• 1 de outubro de 2012

    O que dizer?

    – Então Akim, não sei porque eu vim hoje… não tenho muito para falar.

    – Ah é é?

    – É.

    – Opa, coisa boa… não planejou muito o dia de hoje é?

    – Não… não planejei (risos)

    – Perfeito… então vamos ver o que vai acontecer, afinal de contas, você veio não é?

    – É vim né?… Sabe… acho que eu quero te falar só que já entendi o que eu preciso fazer sabe? Não que eu esteja 100% já, mas… não tenho mais dúvidas do que fazer…

    – Sim, entendo… não tem mais que ficar argumentando contra a mudança não é?

    – É… algo assim… sei que é aquilo… não sei ainda como fazer, nem direito se tenho coragem… mas… é isso. Eu penso e repenso e caio no mesmo problema, na mesma solução… não tem mais o que ficar apenas pensando… tenho que agir um pouco também sabe?

    – Perfeito!

    – E não é só na vida com as pessoas, é comigo também entende?

    – Claro!

     

    Muitas vezes as pessoas “não sabem o que dizer” junto ao terapeuta. Muitos, inclusive cancelam as sessões como se tivessem que ter um script do que falar, como se tivessem que ter produzido algo.
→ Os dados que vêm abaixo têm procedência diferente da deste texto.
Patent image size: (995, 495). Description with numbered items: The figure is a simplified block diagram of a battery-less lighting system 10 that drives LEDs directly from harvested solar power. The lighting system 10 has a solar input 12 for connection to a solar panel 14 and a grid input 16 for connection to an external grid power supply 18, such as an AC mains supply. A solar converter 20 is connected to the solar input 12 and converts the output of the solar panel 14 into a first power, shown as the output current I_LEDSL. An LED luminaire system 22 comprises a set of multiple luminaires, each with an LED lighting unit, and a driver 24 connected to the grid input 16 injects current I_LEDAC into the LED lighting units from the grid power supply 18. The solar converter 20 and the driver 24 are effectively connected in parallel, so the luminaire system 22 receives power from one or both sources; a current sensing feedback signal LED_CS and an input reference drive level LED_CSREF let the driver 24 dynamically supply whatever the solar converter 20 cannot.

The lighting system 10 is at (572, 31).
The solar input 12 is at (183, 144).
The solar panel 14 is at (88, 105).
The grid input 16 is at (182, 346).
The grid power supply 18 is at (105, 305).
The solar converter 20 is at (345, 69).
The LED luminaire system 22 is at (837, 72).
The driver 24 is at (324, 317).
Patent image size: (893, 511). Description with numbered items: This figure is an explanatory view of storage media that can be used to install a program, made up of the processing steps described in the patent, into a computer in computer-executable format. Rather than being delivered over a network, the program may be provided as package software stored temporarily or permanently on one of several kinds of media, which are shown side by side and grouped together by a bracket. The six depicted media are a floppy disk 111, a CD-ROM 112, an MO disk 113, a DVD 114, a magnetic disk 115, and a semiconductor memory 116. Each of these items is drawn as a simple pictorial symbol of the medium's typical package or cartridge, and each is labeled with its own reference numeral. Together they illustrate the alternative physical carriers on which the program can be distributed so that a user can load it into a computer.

Pois bem, muitas vezes “não ter o que falar” significa terapeuticamente falando “mais” do que ter.

    As pessoas não se dão conta de que, muitas vezes, o que estão falando em terapia não é sobre suas “mudanças”, “crescimento”, “evolução”, mas sim argumentos que as levam sempre para justificar ficarem no mesmo lugar. Uma famosa terapeuta uma vez falou sobre o “paradoxo da terapia”: “quero mudar a minha vida, desde que eu não precise mudar”. E muitos dos nossos argumentos são apenas isso, justificativas sobre o porque eu deveria não mudar para que tudo mude ao meu redor.

    “Não ter o que falar” – dentre outras interpretações – muitas vezes significa que a pessoa cansou desta argumentação ou que se deu conta da sua inutilidade, de que, para mudar ela precisa mudar – pode parecer óbvio, mas este óbvio muitas vezes não é tão claro. É quando não tenho mais o que ficar falando, argumentando, contra-argumentando que eu posso, simplesmente ver com clareza os meus atos, minhas defesas, meus medos. Existe um “silêncio rico” em que a confusão mental cessa e tudo fica mais claro – muitas pessoas confundem isso com mente “não-produtiva” ou “não pensei em nada” – e nesse momento é fundamental a terapia porque é aqui que ela realmente acontece.

    Porque?

    Porque este é o momento de virada. É como se você vivesse com o pé machucado, cortado. E vai no médico sempre reclamando disso. O médico dá um remédio, cura os cortes, conversa contigo. Depois de um certo tempo você começa a perceber que o problema não são os cortes no seu pé, mas sim que você não usa calçados! E então chega até o seu médico e diz isso para ele. Aqui é que a mudança começa a ocorrer – parar de reclamar, ver o que se faz, aceitar isso e entender que é necessário uma mudança de atitude, aceitar essa necessidade e realizá-la. Por este fato é que geralmente os psicólogos dizem – com razão – de que as sessões em que não se tem nada para dizer são as mais produtivas.